Some structural-analysis and dynamic-analysis tools used at
Dynamic Structures come from companies that work closely with Autodesk. But the
company still relies on an Excel spreadsheet to "control" those two programs
and provide all the geometrical design information. "Right now it's easier to
communicate that way and have a single source of data," says Breckenridge. "As
the interoperability between software packages gets better - and it happens in
each new release - we'll get to the point where we don't use the spreadsheet.
Now we can take the Inventor model and give it to the dynamic-analysis add-on
package and get the results back out of Inventor. Our last dynamic analysis for
a ride vehicle occurred entirely within Inventor. We didn't export information
to any other software."
Often, Dynamic Structures delivers a complete ride that includes
the electronic controls. "We work with a company that creates all the controls
for us," explains Breckenridge. "They use the AutoCAD Electrical package that
integrates with Inventor, so we take advantage of good interoperability again."

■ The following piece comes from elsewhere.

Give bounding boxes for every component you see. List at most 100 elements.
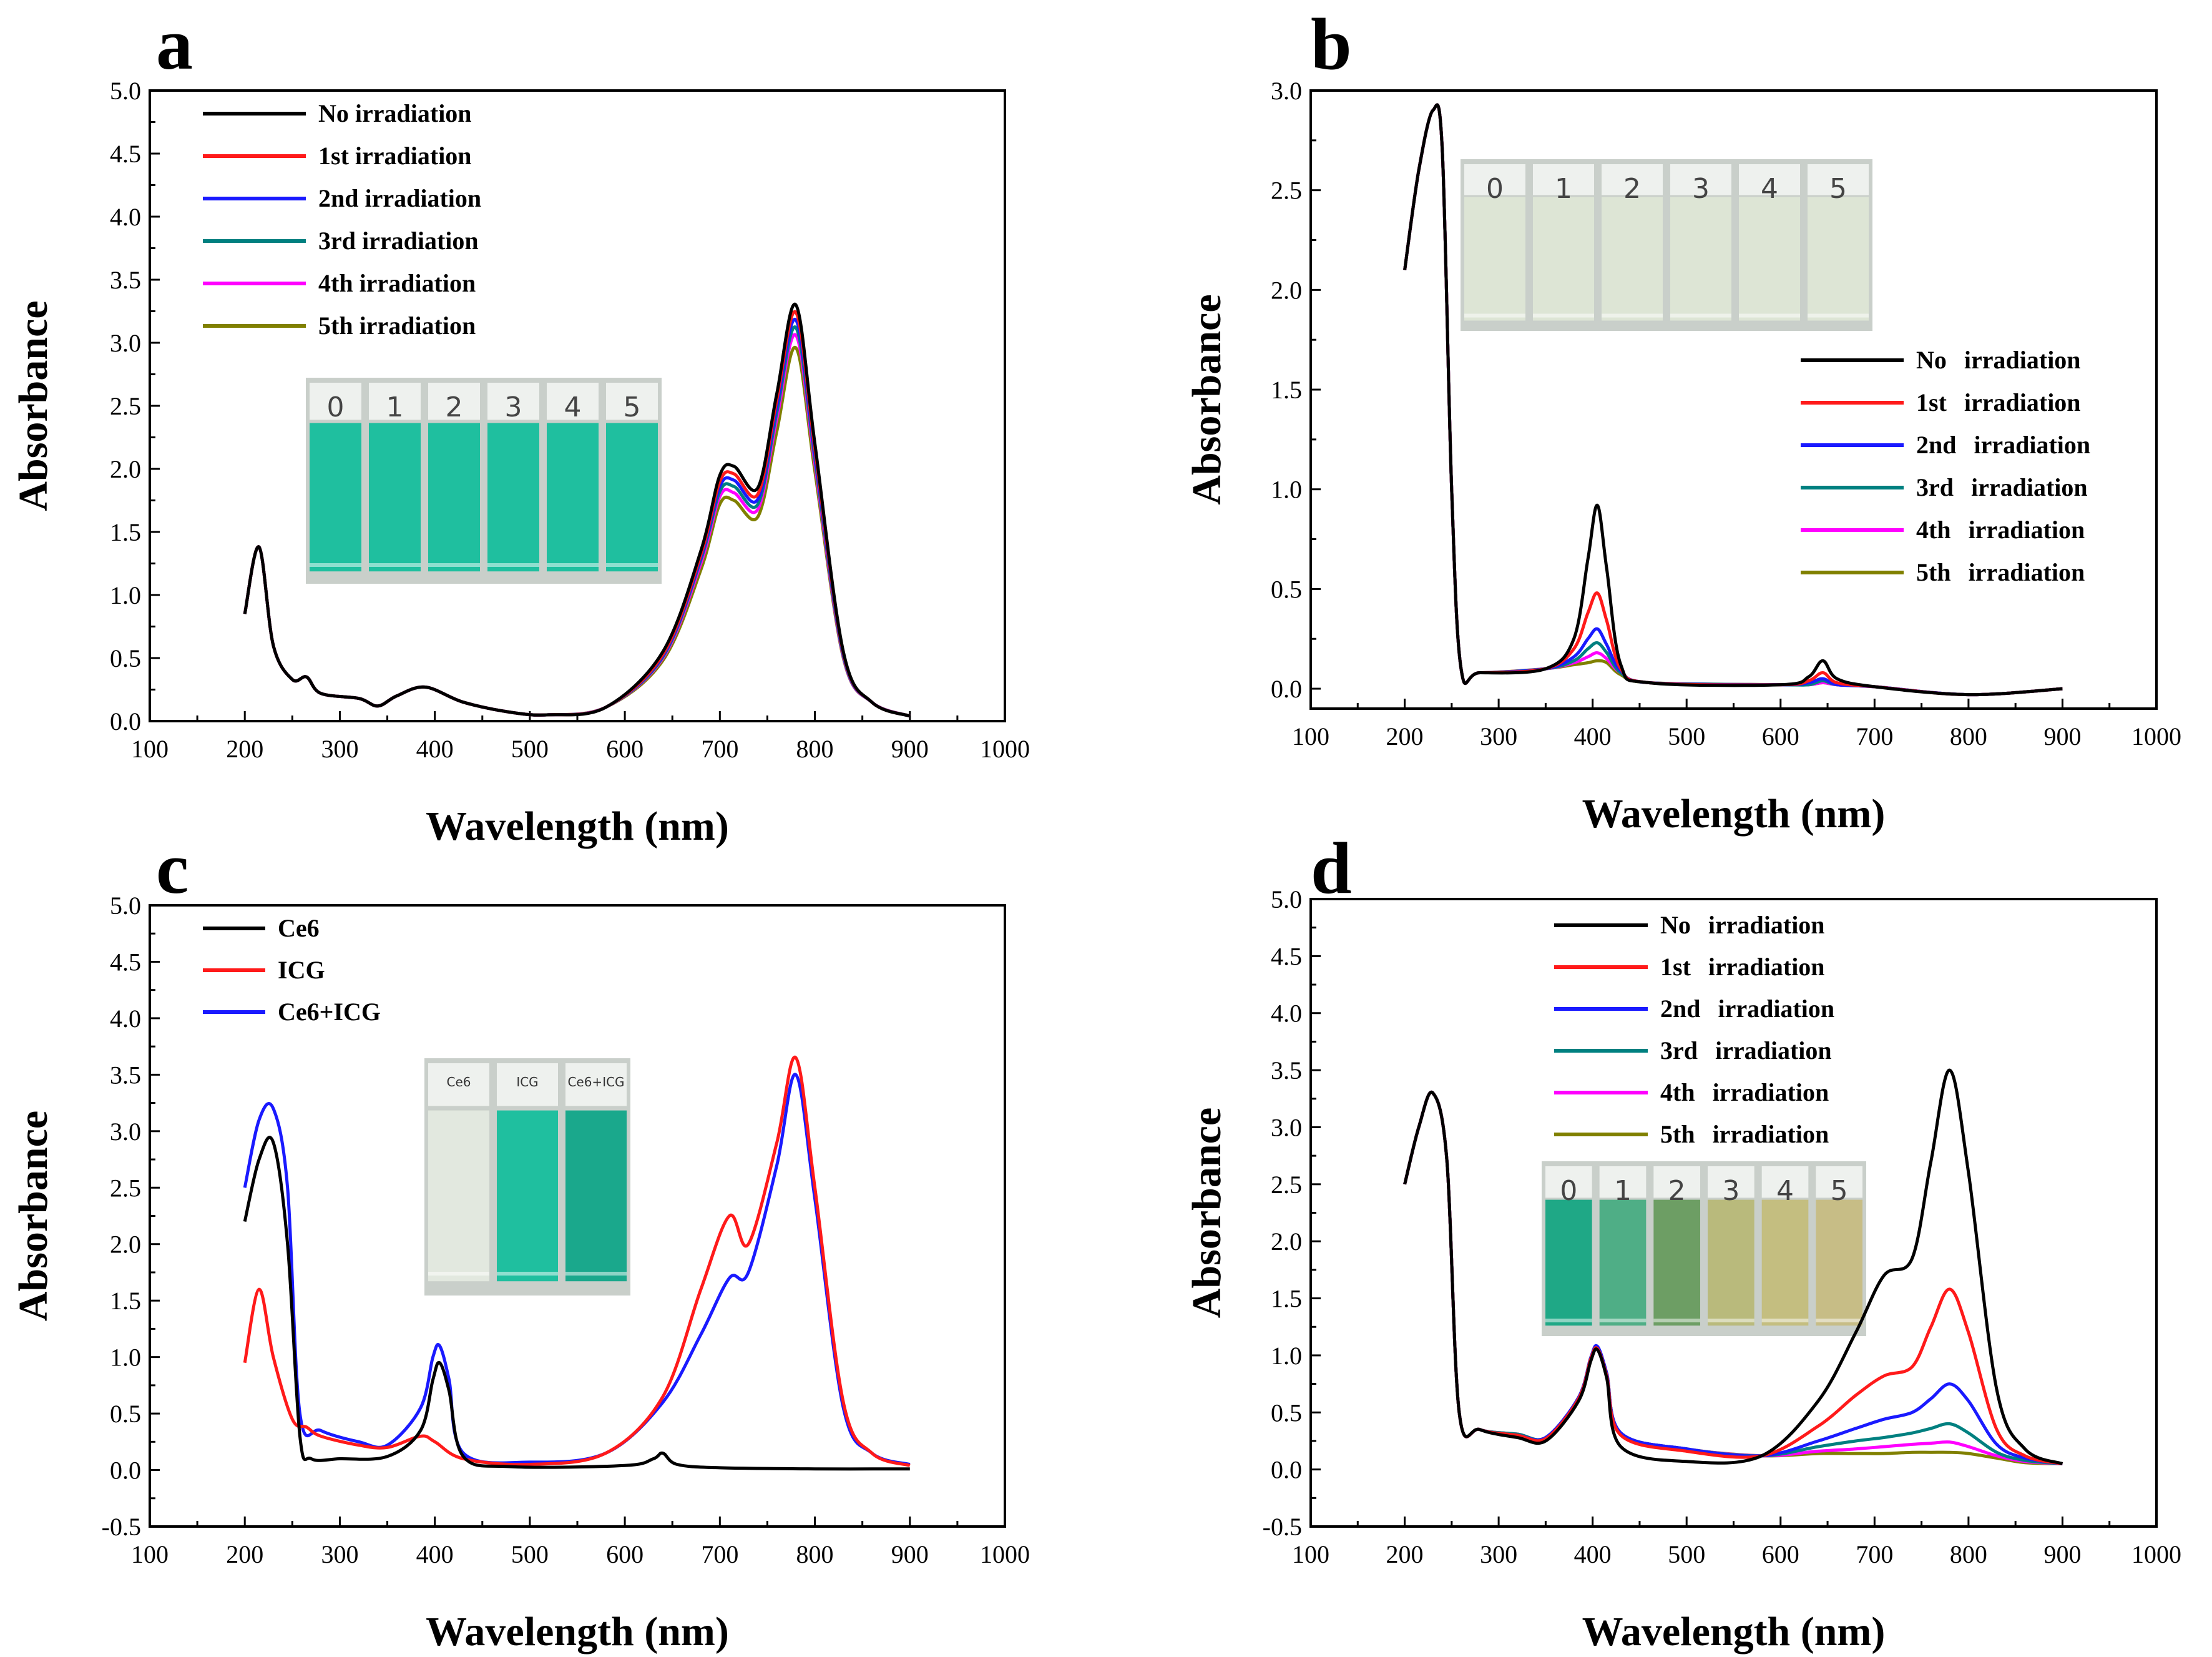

Design software works well and many recent engineering graduates
can create amazing designs. According to Breckenridge, however, many students
lack practical design skills. "On one ride we have a complicated switch that we
assigned to a structural and a mechanical engineer. When their design got to a
peer review, we found the structure was a bit on the light side and the
stiffeners were a bit heavy. When the engineers realized their structure wasn't
quite strong enough, they kept adding heavy stiffeners. So they created a tiny
frame and many big stiffeners. The creation was fine structurally, but
impractical to build. It just didn't look right, either. One of the other
engineers and I say, ‘If it looks like something you might have designed in
high school it's probably better.' In an amusement ride, aesthetics play a
role, too. We want a nice-looking structure and Inventor helps us create it."
Breckenridge says new
engineering graduates need to learn how to communicate better with their
colleagues. "When they start a design or project, they should talk with fellow
engineers and find people in the company who have a lot of experience. Talk
with engineers who have worked on similar projects and talk with the people in
manufacturing and on the shop floor. Then the new engineers will learn whether
the mechanical shop people can produce that they designed. Can the fabricators
get a weld into the space provided? Can they drill a hole in a given position?
"The Inventor
software lets us create a 3-D model to see how it will go together. So we make
sure we can erect what we build. We really like the animation tools."